A drop in demand for Prosafe vessels reduced third quarter revenues at the offshore accommodation provider by 15.5% to $130million.
Oslo-listed Prosafe, which is headquartered in Cyprus, said its utilisation rate was 52%, compared to 81% in the third quarter of 2015.
Pre-tax profits rose 275% to $207million.
During the quarter, Prosafe said its future had been secured through to the end of 2020 after its refinancing plans were approved.
It said all lenders behind the firm’s $1.6billion financial facilities had agreed to the proposals.
In line with the plans, Prosafe issued new shares at a price of NOK 0.25 each, raising about $130million.
Also during the three months, Prosafe sold the Jasminia and Safe Hibernia units for scrapping in the US.

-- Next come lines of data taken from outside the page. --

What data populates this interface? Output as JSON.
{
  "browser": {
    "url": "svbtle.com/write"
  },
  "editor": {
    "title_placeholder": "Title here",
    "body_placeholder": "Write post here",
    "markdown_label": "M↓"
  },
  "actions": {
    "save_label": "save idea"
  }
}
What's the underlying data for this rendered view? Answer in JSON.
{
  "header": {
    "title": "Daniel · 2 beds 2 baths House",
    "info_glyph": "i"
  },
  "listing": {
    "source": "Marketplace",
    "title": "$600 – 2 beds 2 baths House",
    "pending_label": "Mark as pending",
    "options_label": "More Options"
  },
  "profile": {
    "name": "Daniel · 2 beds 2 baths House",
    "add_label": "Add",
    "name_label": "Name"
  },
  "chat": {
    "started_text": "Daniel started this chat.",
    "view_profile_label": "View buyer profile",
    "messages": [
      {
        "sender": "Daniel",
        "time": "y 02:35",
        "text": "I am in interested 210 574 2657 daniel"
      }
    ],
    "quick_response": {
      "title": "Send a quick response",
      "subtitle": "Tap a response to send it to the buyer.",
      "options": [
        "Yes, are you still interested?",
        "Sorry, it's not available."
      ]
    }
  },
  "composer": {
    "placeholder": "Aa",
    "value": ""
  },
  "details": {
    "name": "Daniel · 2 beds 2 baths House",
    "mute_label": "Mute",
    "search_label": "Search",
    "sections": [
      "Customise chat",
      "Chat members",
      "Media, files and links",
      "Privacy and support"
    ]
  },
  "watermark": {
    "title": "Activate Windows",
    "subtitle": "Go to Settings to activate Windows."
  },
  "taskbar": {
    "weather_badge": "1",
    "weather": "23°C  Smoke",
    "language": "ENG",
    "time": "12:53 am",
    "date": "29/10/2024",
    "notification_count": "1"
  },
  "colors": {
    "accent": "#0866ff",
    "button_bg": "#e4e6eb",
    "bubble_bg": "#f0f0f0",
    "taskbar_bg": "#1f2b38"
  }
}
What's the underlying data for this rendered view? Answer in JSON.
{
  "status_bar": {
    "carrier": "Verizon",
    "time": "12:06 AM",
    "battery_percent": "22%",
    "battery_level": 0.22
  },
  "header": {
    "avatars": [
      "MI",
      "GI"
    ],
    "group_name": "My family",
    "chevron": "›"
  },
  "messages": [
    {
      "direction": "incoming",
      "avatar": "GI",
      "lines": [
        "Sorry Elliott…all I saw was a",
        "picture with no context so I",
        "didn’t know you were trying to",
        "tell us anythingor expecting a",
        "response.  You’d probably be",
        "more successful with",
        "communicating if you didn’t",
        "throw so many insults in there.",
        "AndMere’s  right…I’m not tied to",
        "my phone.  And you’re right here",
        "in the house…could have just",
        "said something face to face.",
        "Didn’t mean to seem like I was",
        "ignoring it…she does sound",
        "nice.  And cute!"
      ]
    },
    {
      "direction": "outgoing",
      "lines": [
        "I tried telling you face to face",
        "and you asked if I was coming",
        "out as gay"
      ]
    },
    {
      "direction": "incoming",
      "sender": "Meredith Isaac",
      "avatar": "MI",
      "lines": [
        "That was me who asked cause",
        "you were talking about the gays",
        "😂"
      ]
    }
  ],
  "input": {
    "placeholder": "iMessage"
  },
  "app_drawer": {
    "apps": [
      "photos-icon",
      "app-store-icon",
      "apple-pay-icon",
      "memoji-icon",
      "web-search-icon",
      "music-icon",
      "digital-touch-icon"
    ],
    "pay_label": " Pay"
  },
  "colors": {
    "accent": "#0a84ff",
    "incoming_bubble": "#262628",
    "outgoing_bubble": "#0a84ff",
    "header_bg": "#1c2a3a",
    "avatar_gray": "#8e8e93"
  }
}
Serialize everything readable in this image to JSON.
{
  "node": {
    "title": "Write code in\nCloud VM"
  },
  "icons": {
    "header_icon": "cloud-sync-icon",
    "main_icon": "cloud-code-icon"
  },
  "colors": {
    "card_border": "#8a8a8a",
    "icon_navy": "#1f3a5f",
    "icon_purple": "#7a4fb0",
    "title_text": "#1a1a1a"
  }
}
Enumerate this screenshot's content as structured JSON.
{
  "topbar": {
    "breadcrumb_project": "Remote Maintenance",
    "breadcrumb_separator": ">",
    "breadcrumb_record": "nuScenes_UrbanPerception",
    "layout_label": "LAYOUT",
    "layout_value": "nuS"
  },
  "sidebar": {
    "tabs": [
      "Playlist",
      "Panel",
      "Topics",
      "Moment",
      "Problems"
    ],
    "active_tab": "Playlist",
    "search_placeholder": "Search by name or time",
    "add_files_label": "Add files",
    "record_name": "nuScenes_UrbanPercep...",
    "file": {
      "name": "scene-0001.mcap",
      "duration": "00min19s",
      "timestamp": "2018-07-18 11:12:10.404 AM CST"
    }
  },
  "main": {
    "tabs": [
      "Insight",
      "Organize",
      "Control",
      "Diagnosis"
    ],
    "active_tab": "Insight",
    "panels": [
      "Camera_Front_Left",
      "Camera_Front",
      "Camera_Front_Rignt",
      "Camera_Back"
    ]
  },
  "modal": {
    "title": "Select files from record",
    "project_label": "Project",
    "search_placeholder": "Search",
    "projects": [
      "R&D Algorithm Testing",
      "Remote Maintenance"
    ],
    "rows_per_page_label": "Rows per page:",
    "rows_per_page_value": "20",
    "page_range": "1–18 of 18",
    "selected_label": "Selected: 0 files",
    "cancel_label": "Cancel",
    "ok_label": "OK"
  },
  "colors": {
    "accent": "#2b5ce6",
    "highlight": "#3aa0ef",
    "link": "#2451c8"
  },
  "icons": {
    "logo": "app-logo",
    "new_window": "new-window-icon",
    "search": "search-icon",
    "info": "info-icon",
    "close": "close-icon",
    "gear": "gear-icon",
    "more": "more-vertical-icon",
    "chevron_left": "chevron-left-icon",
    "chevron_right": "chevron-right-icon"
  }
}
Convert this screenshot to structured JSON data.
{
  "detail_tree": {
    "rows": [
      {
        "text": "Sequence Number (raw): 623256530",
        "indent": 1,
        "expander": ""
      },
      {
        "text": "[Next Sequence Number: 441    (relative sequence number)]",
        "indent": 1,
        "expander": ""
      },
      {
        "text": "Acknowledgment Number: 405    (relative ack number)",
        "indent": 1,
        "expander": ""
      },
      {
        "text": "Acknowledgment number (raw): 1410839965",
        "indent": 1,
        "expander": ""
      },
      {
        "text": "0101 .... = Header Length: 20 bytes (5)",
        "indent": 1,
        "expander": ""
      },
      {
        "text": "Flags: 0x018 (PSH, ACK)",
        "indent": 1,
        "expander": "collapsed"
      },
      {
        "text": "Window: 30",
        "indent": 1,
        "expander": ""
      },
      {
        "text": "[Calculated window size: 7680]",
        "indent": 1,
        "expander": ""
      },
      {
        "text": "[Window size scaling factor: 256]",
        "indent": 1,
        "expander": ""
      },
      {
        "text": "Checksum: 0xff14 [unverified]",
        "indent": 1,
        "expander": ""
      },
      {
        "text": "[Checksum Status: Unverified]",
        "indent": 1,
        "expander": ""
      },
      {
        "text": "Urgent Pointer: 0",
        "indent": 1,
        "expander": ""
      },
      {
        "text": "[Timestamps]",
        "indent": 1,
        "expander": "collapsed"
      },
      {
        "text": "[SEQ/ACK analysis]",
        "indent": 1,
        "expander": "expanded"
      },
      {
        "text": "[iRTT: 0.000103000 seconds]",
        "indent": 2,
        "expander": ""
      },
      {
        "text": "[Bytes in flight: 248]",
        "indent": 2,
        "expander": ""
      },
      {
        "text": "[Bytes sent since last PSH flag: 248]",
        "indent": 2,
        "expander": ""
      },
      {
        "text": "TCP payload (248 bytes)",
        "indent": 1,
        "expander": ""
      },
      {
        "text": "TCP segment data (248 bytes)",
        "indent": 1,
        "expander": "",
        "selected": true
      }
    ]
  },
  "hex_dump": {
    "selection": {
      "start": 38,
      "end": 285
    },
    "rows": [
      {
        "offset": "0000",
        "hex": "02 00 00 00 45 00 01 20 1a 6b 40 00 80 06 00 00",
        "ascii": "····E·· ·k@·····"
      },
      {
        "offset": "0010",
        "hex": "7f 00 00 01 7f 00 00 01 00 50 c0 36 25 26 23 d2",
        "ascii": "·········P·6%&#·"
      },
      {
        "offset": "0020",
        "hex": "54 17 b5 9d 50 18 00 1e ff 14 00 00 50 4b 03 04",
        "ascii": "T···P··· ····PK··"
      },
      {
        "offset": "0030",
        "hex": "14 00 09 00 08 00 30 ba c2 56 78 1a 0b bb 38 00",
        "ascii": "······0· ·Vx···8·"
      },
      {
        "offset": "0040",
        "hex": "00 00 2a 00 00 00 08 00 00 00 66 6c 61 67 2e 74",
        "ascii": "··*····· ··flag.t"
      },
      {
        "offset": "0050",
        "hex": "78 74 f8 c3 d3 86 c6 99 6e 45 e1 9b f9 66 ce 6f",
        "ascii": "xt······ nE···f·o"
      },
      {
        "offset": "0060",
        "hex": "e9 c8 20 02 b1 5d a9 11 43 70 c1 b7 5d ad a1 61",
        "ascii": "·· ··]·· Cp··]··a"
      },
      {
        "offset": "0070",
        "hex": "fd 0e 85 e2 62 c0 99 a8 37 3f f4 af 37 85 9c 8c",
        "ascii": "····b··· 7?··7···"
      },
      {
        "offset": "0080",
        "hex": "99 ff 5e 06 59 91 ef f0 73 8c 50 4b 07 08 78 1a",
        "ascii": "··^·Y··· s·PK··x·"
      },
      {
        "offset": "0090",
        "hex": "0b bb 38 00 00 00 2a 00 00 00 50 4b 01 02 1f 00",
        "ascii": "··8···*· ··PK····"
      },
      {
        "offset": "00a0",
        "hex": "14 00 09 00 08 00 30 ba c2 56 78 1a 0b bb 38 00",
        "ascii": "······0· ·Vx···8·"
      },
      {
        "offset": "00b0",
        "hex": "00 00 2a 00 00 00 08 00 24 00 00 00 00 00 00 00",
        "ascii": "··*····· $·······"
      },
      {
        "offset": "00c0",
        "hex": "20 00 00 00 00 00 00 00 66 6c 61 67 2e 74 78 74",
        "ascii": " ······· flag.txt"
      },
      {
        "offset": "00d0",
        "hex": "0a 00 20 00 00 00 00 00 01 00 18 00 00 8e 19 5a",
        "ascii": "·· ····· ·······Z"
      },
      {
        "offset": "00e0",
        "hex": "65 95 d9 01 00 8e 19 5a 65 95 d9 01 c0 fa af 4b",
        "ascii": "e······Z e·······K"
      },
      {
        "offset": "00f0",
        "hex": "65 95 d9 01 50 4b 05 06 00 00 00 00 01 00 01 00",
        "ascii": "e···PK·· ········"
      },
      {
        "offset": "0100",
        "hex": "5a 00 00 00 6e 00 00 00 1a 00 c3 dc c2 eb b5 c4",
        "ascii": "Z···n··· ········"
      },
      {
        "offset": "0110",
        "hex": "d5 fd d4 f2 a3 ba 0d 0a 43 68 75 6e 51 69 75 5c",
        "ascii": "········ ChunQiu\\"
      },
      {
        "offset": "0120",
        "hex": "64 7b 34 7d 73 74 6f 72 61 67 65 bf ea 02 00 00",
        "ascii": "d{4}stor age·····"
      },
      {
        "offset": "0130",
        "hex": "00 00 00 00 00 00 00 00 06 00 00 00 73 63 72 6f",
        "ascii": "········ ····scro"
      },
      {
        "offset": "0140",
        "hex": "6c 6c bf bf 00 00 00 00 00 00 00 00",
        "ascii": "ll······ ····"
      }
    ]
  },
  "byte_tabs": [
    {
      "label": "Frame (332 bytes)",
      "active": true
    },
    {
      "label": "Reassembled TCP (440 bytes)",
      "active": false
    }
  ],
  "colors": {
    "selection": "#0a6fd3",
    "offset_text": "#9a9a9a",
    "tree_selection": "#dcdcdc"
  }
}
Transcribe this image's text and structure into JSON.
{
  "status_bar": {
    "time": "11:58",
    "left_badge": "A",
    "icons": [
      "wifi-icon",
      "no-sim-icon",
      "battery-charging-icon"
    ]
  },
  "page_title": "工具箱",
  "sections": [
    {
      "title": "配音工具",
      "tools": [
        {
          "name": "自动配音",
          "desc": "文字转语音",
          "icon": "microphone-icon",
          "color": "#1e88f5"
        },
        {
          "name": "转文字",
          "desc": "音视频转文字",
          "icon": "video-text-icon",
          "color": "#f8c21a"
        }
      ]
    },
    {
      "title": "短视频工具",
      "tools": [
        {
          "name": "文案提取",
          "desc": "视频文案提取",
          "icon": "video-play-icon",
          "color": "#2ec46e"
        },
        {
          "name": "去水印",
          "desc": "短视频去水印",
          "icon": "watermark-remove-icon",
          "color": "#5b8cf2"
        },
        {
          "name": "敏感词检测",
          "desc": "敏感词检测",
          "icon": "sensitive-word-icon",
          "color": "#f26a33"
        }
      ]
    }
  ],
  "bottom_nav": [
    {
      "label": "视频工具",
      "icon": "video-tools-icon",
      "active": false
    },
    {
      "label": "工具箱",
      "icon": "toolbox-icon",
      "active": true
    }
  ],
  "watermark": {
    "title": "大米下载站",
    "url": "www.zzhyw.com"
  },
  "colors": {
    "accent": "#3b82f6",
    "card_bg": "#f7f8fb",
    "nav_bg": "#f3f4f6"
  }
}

Looking ahead to next year and beyond, the company said: “Market outlook remains uncertain in the near term, and although there are a number of prospects in the years ahead, 2017 is still expected to be the low point in activity level.
“In general, the market activity is expected to normalize in the years ahead through a combination of maintenance and modification, hook-up and decommissioning. Further cost reductions in the E&P sector are expected to contribute to more projects becoming economically viable.
“Combined with continued focus on enhanced recovery, life extensions and safe and efficient operations, the company expects a gradual market recovery from 2018 onwards.”